Japanese court says government's policy against same-sex marriage is unconstitutional
By MARI YAMAGUCHI Associated Press
TOKYO (AP) — A Japanese court ruled Tuesday that the government’s policy against same-sex marriage is unconstitutional, in a closely watched decision that supporters say is a step toward marriage equality.
The Nagoya District Court in central Japan, however, rejected a request by a male couple that the government pay them 1 million yen ($7,100) each in compensation for the unequal treatment they face because the current system does not recognize them as legally married.
The ruling is the second that found that the government’s denial of same-sex marriage violates the constitution, while two other decisions did not. The rulings can be appealed to the Supreme Court.
In his ruling, Judge Osamu Nishimura said the current system that excludes same-sex couples with no legal protection for their relationship is unconstitutional and there is no room for government discretion, Kyodo News reported.
Supporters cheered outside the court, waving rainbow flags and holding signs saying, “Another step toward marriage equality.”
Asato Yamada, a lawyer for the plaintiffs, said the court’s ruling said clearly that not allowing same-sex marriage violates the guarantee of equal rights under Article 14 of the constitution, and that Article 24 provides freedom to marry by not specifying a prohibition on same-sex marriage. “It’s a major step toward achieving marriage equality,” he said.
“The judicial branch, on behalf of the rights of minorities, raised its voice and it will be a strong message to the government,” he said. “The message is that the government should resolve the problem immediately.”
Rights activists say Japan’s conservative government has stonewalled a push for equal rights that is supported by the general public. Support for LGBTQ+ people in Japan has grown slowly, but recent surveys show a majority of Japanese back legalizing same-sex marriage. Support among the business community has rapidly increased.
Japan is the only member of the Group of Seven industrialized countries that does not recognize same-sex marriage or provide other equal rights protections for LGBTQ+ people.
Prime Minister Fumio Kishida has said that allowing same-sex marriage would change Japanese society and values and requires careful consideration. He has not clearly expressed his view as conservatives in his party object to legislation forbidding discrimination against LGBTQ+ people. Kishida has said he will listen to various views and watch court decisions on same-sex marriage.
Five lawsuits have been filed across the country since 2019 on marriage equality. Tuesday’s decision was the fourth.
A March 2021 ruling in Sapporo said the government’s rejection of same-sex marriage is unconstitutional, while Tokyo District Court ruled in November 2022 that it is not clearly unconstitutional, but the government lacks a rationale to justify the absence of legal protections for same-sex couples.

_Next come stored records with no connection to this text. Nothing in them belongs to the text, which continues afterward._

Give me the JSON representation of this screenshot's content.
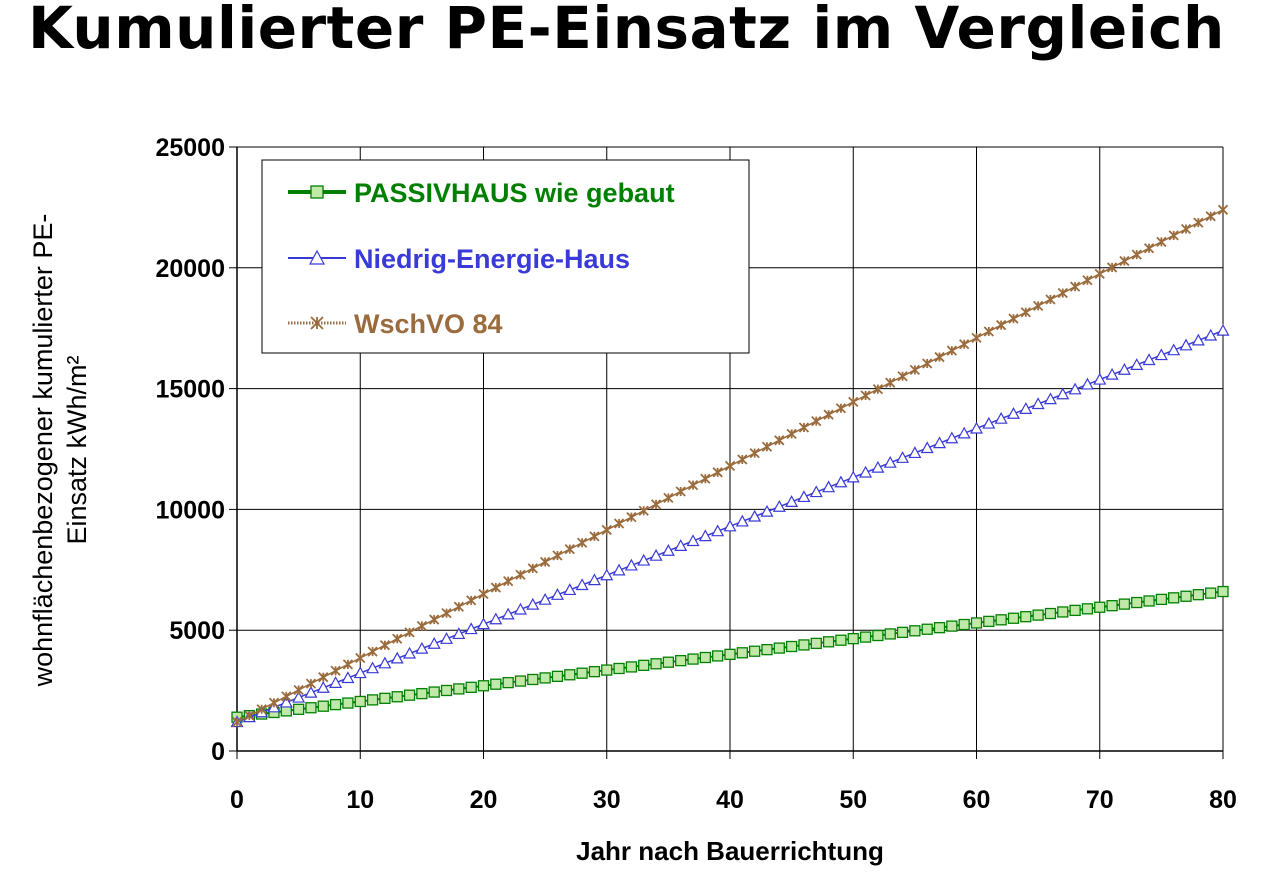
{
  "title": "Kumulierter PE-Einsatz im Vergleich",
  "chart_data": {
    "type": "line",
    "xlabel": "Jahr nach Bauerrichtung",
    "ylabel_line1": "wohnflächenbezogener kumulierter PE-",
    "ylabel_line2": "Einsatz kWh/m²",
    "xlim": [
      0,
      80
    ],
    "ylim": [
      0,
      25000
    ],
    "x_ticks": [
      0,
      10,
      20,
      30,
      40,
      50,
      60,
      70,
      80
    ],
    "x_tick_labels": [
      "0",
      "10",
      "20",
      "30",
      "40",
      "50",
      "60",
      "70",
      "80"
    ],
    "y_ticks": [
      0,
      5000,
      10000,
      15000,
      20000,
      25000
    ],
    "y_tick_labels": [
      "0",
      "5000",
      "10000",
      "15000",
      "20000",
      "25000"
    ],
    "grid": true,
    "legend_position": "top-left",
    "series": [
      {
        "name": "PASSIVHAUS wie gebaut",
        "start": 1400,
        "end": 6600,
        "step": 1,
        "color": "#008000",
        "marker_fill": "#c0e8a8",
        "marker": "square",
        "text_color": "#008000"
      },
      {
        "name": "Niedrig-Energie-Haus",
        "start": 1200,
        "end": 17400,
        "step": 1,
        "color": "#3a3ad8",
        "marker_fill": "#ffffff",
        "marker": "triangle",
        "text_color": "#3a3ad8"
      },
      {
        "name": "WschVO 84",
        "start": 1200,
        "end": 22400,
        "step": 1,
        "color": "#9a6b3c",
        "marker_fill": "none",
        "marker": "star",
        "text_color": "#9a6b3c"
      }
    ]
  }
}
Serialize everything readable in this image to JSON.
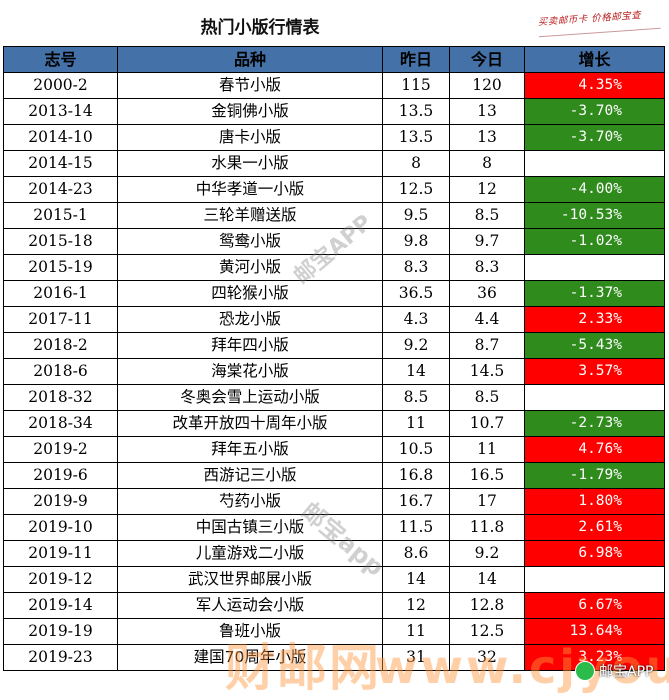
{
  "title": "热门小版行情表",
  "stamp_text": "买卖邮币卡 价格邮宝查",
  "headers": [
    "志号",
    "品种",
    "昨日",
    "今日",
    "增长"
  ],
  "rows": [
    {
      "code": "2000-2",
      "name": "春节小版",
      "yesterday": "115",
      "today": "120",
      "change": "4.35%",
      "trend": "up"
    },
    {
      "code": "2013-14",
      "name": "金铜佛小版",
      "yesterday": "13.5",
      "today": "13",
      "change": "-3.70%",
      "trend": "down"
    },
    {
      "code": "2014-10",
      "name": "唐卡小版",
      "yesterday": "13.5",
      "today": "13",
      "change": "-3.70%",
      "trend": "down"
    },
    {
      "code": "2014-15",
      "name": "水果一小版",
      "yesterday": "8",
      "today": "8",
      "change": "",
      "trend": "flat"
    },
    {
      "code": "2014-23",
      "name": "中华孝道一小版",
      "yesterday": "12.5",
      "today": "12",
      "change": "-4.00%",
      "trend": "down"
    },
    {
      "code": "2015-1",
      "name": "三轮羊赠送版",
      "yesterday": "9.5",
      "today": "8.5",
      "change": "-10.53%",
      "trend": "down"
    },
    {
      "code": "2015-18",
      "name": "鸳鸯小版",
      "yesterday": "9.8",
      "today": "9.7",
      "change": "-1.02%",
      "trend": "down"
    },
    {
      "code": "2015-19",
      "name": "黄河小版",
      "yesterday": "8.3",
      "today": "8.3",
      "change": "",
      "trend": "flat"
    },
    {
      "code": "2016-1",
      "name": "四轮猴小版",
      "yesterday": "36.5",
      "today": "36",
      "change": "-1.37%",
      "trend": "down"
    },
    {
      "code": "2017-11",
      "name": "恐龙小版",
      "yesterday": "4.3",
      "today": "4.4",
      "change": "2.33%",
      "trend": "up"
    },
    {
      "code": "2018-2",
      "name": "拜年四小版",
      "yesterday": "9.2",
      "today": "8.7",
      "change": "-5.43%",
      "trend": "down"
    },
    {
      "code": "2018-6",
      "name": "海棠花小版",
      "yesterday": "14",
      "today": "14.5",
      "change": "3.57%",
      "trend": "up"
    },
    {
      "code": "2018-32",
      "name": "冬奥会雪上运动小版",
      "yesterday": "8.5",
      "today": "8.5",
      "change": "",
      "trend": "flat"
    },
    {
      "code": "2018-34",
      "name": "改革开放四十周年小版",
      "yesterday": "11",
      "today": "10.7",
      "change": "-2.73%",
      "trend": "down"
    },
    {
      "code": "2019-2",
      "name": "拜年五小版",
      "yesterday": "10.5",
      "today": "11",
      "change": "4.76%",
      "trend": "up"
    },
    {
      "code": "2019-6",
      "name": "西游记三小版",
      "yesterday": "16.8",
      "today": "16.5",
      "change": "-1.79%",
      "trend": "down"
    },
    {
      "code": "2019-9",
      "name": "芍药小版",
      "yesterday": "16.7",
      "today": "17",
      "change": "1.80%",
      "trend": "up"
    },
    {
      "code": "2019-10",
      "name": "中国古镇三小版",
      "yesterday": "11.5",
      "today": "11.8",
      "change": "2.61%",
      "trend": "up"
    },
    {
      "code": "2019-11",
      "name": "儿童游戏二小版",
      "yesterday": "8.6",
      "today": "9.2",
      "change": "6.98%",
      "trend": "up"
    },
    {
      "code": "2019-12",
      "name": "武汉世界邮展小版",
      "yesterday": "14",
      "today": "14",
      "change": "",
      "trend": "flat"
    },
    {
      "code": "2019-14",
      "name": "军人运动会小版",
      "yesterday": "12",
      "today": "12.8",
      "change": "6.67%",
      "trend": "up"
    },
    {
      "code": "2019-19",
      "name": "鲁班小版",
      "yesterday": "11",
      "today": "12.5",
      "change": "13.64%",
      "trend": "up"
    },
    {
      "code": "2019-23",
      "name": "建国70周年小版",
      "yesterday": "31",
      "today": "32",
      "change": "3.23%",
      "trend": "up"
    }
  ],
  "colors": {
    "header_bg": "#4472a8",
    "up_bg": "#ff0000",
    "down_bg": "#2e8b1c"
  },
  "watermarks": {
    "wm1": "邮宝APP",
    "wm2": "邮宝app",
    "wm3": "财邮网",
    "wm4": "www.cjyou.net",
    "badge": "邮宝APP"
  }
}
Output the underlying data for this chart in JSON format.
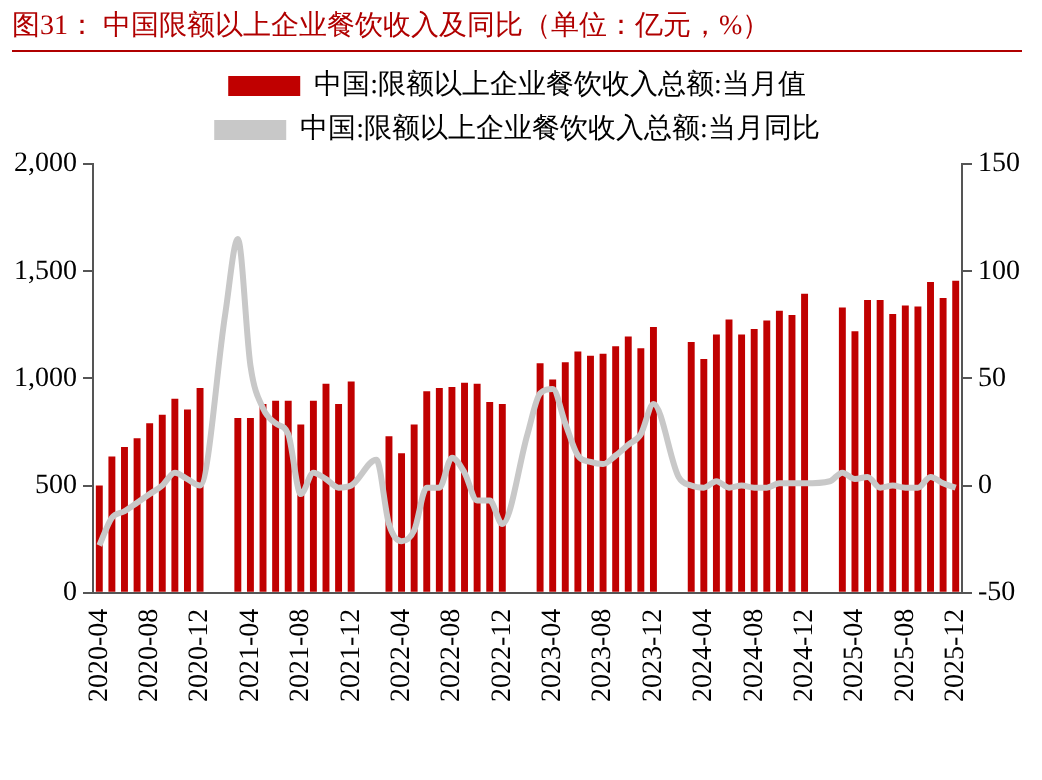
{
  "chart_data": {
    "type": "bar",
    "title": "图31：  中国限额以上企业餐饮收入及同比（单位：亿元，%）",
    "categories": [
      "2020-04",
      null,
      null,
      null,
      "2020-08",
      null,
      null,
      null,
      "2020-12",
      null,
      null,
      null,
      "2021-04",
      null,
      null,
      null,
      "2021-08",
      null,
      null,
      null,
      "2021-12",
      null,
      null,
      null,
      "2022-04",
      null,
      null,
      null,
      "2022-08",
      null,
      null,
      null,
      "2022-12",
      null,
      null,
      null,
      "2023-04",
      null,
      null,
      null,
      "2023-08",
      null,
      null,
      null,
      "2023-12",
      null,
      null,
      null,
      "2024-04",
      null,
      null,
      null,
      "2024-08",
      null,
      null,
      null,
      "2024-12",
      null,
      null,
      null,
      "2025-04",
      null,
      null,
      null,
      "2025-08",
      null,
      null,
      null,
      "2025-12"
    ],
    "series": [
      {
        "name": "中国:限额以上企业餐饮收入总额:当月值",
        "color": "#c00000",
        "values": [
          500,
          635,
          680,
          720,
          790,
          830,
          905,
          855,
          955,
          null,
          null,
          815,
          815,
          880,
          895,
          895,
          785,
          895,
          975,
          880,
          985,
          null,
          null,
          730,
          650,
          785,
          940,
          955,
          960,
          980,
          975,
          890,
          880,
          null,
          null,
          1070,
          995,
          1075,
          1125,
          1105,
          1115,
          1150,
          1195,
          1140,
          1240,
          null,
          null,
          1170,
          1090,
          1205,
          1275,
          1205,
          1230,
          1270,
          1315,
          1295,
          1395,
          null,
          null,
          1330,
          1220,
          1365,
          1365,
          1300,
          1340,
          1335,
          1450,
          1375,
          1455
        ]
      },
      {
        "name": "中国:限额以上企业餐饮收入总额:当月同比",
        "type": "line",
        "axis": "y2",
        "color": "#c8c8c8",
        "values": [
          -28,
          -15,
          -12,
          -8,
          -4,
          0,
          6,
          3,
          0,
          null,
          80,
          115,
          56,
          36,
          29,
          24,
          -4,
          6,
          3,
          -1,
          0,
          null,
          12,
          -18,
          -26,
          -21,
          -1,
          -1,
          13,
          6,
          -7,
          -7,
          -18,
          null,
          24,
          43,
          45,
          29,
          14,
          11,
          10,
          14,
          19,
          24,
          38,
          null,
          4,
          0,
          -1,
          2,
          -1,
          0,
          -1,
          -1,
          1,
          1,
          1,
          null,
          2,
          6,
          3,
          4,
          -1,
          0,
          -1,
          -1,
          4,
          1,
          -1
        ]
      }
    ],
    "ylim": [
      0,
      2000
    ],
    "yticks": [
      0,
      500,
      {
        "value": 1000,
        "label": "1,000"
      },
      {
        "value": 1500,
        "label": "1,500"
      },
      {
        "value": 2000,
        "label": "2,000"
      }
    ],
    "y2lim": [
      -50,
      150
    ],
    "y2ticks": [
      -50,
      0,
      50,
      100,
      150
    ],
    "grid": false,
    "legend": "top"
  }
}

Osaka District Court said in June 2022 that marriage under the constitution is only for female-male unions and that the same-sex marriage ban is valid.
Chief Cabinet Secretary Hirokazu Matsuno said in response to Tuesday’s ruling that cases are still pending and the government will keep watching the decisions.
LGBTQ+ activists and their supporters have increased their efforts to achieve an anti-discrimination law since a former Kishida aide said in February that he wouldn’t want to live next to LGBTQ+ people and that citizens would flee Japan if same-sex marriage were allowed.
Following widespread outrage over the remarks, Kishida’s governing Liberal Democratic Party submitted legislation to parliament to promote awareness of LGBTQ+ rights. The bill, which has not been passed, states that “unjust” discrimination is unacceptable but doesn’t provide a clear ban, apparently in response to the opposition of some conservative lawmakers to transgender rights.
“I hope the ruling will promote awareness among more people about the situation,” one of the plaintiffs, whose name was not disclosed due to fear of discrimination, told NHK public television. He called on lawmakers to respond to the ruling by taking action to create a society in which people of different backgrounds can respect and help each other.